The industry's "bread and butter" is the "Core." They are music lovers who drive extensive revenue and they can be divided into two groups: CountryPhiles and MusicPhiles.
CountryPhiles skew slightly female (54 percent) versus the average American adult, they are more likely to be married, Caucasian and from small towns. They are passionate fans of Country Music. They appreciate the core values of the format and the artists. And, their commitment translates to both significant engagement time and industry revenue.
"Protecting and more fully leveraging this group should be the Country Music industry's top priority, because even small erosion among this group has substantial negative revenue implications," Foley said. "The good news is that they are not entirely drained as a revenue stream and the study revealed opportunities to generate more engagement."
They engage with many Country Music portals, but less with digital. Only half have home Internet, but many access the Internet elsewhere - at work or away from home. There were three key reasons driving lack of home Internet access: the cost, they had no interest/or need, and their inexperience or content concerns. Fifty-eight percent of this group did claim that they want to have Internet connectivity in the near future.
This group accounts for a major proportion of total Country Music related media hours - especially with radio (33 percent). CountryPhiles claim Country radio as the No. 1 vehicle for introducing new Country Music.
They are very CD/album oriented and are willing to pay for music. More than half (55 percent) believe you really miss something when you only purchase songs rather than the whole CD by an artist. Fifty-six percent believe it is important to support the artists they love by paying for their music.
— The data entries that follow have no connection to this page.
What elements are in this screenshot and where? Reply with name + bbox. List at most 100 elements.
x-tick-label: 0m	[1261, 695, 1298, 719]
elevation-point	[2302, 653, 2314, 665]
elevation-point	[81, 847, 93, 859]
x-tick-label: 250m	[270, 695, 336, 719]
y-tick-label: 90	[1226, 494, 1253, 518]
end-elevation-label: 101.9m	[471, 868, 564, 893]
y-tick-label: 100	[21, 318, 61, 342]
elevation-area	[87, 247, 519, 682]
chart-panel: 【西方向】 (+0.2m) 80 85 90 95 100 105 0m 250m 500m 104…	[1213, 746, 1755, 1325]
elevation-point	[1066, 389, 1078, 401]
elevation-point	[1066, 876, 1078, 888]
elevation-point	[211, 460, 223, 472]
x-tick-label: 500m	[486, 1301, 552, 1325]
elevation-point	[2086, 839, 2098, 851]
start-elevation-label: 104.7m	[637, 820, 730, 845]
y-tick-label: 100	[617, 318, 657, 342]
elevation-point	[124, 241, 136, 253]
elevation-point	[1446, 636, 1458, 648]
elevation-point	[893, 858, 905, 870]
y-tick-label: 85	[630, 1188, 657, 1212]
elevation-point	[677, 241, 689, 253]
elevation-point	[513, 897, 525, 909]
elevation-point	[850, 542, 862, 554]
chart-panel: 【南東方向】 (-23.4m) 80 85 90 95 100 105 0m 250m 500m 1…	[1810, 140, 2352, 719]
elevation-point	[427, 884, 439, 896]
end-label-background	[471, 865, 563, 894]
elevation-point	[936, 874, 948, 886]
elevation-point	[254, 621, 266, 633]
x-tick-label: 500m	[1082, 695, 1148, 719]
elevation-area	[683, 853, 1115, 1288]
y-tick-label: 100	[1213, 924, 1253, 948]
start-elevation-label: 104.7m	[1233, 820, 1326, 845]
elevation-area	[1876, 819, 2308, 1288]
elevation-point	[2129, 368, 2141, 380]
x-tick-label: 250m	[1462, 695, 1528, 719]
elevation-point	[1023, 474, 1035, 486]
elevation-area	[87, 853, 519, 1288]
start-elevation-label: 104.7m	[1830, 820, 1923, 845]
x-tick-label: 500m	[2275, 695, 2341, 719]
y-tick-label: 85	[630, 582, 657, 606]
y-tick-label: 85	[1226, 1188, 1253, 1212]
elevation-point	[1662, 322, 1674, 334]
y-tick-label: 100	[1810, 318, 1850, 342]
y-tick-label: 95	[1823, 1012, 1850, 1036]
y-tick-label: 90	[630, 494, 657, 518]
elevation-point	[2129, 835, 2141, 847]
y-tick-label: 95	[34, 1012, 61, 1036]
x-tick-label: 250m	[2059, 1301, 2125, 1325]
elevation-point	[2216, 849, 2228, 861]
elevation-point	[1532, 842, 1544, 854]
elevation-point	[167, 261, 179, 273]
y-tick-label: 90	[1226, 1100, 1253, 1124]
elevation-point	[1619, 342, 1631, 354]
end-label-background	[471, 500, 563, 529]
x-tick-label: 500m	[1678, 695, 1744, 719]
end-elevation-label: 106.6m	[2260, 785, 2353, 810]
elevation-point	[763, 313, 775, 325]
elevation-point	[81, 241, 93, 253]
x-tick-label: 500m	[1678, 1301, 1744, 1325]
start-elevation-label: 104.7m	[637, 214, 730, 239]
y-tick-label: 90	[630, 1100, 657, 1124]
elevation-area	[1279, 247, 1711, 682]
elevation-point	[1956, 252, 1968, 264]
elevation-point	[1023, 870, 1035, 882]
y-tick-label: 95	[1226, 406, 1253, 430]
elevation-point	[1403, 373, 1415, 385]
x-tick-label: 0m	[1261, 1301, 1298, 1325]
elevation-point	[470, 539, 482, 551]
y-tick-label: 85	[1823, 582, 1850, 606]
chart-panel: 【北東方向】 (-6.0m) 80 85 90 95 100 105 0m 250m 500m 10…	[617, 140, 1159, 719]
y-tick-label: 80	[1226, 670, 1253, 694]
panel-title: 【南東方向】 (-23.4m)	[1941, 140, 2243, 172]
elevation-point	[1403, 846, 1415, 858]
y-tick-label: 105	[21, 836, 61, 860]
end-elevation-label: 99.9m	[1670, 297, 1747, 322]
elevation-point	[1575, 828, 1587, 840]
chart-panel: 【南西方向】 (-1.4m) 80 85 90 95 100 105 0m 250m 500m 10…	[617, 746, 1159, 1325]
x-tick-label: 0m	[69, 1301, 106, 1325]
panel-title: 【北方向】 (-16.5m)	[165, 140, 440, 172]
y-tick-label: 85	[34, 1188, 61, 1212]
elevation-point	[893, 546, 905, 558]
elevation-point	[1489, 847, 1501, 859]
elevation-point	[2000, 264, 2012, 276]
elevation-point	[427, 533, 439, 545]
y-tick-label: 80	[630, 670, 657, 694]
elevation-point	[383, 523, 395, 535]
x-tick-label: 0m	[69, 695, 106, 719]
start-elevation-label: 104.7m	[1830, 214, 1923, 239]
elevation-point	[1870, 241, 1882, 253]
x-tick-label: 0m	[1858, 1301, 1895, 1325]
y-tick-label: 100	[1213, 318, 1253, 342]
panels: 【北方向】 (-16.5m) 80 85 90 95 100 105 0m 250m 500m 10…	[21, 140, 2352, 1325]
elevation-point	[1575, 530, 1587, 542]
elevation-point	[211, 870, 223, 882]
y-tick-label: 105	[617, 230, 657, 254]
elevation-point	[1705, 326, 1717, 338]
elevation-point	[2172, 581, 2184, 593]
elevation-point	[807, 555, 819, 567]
MusicPhiles skew male (55 percent) versus the average American adult, they are younger, more diverse (especially Hispanic) and more urban. They are extremely hip, high tech, engaged music lovers who happen to include Country Music in the mix.
"They like it, more than they love it," O'Brien said.
MusicPhiles are "music ambassadors" who spend as much or more on buying Country Music CDs for others as for themselves. Though heavily involved with all sorts of media, they are not as deeply engaged with Country radio, TV or Web. In contrast to the CountryPhiles, they are much more tech-savvy and digitally focused. They have large CD and digital libraries and their Country Music collections exceed those of CountryPhiles. While they spend less time with Country radio than CountryPhiles, they still cite it as their No. 1 source when it comes to discovering new music.
MusicPhiles and CountryPhiles collectively contribute a significant amount of money to the format, so it was important to look at the impact of current economic conditions on these two Core Country Music segments with additional research conducted in November.
Nearly 9 in 10 CountryPhiles have negative perceptions of the overall state of the economy and 6 in 10 express personal financial challenges. Versus total American adults, MusicPhiles are less intensely negative about the overall economy, and fewer (51 percent vs. 59 percent) express personal financial challenges.
More than half of CountryPhiles claim they are already spending less on Country Music as well as many other discretionary items.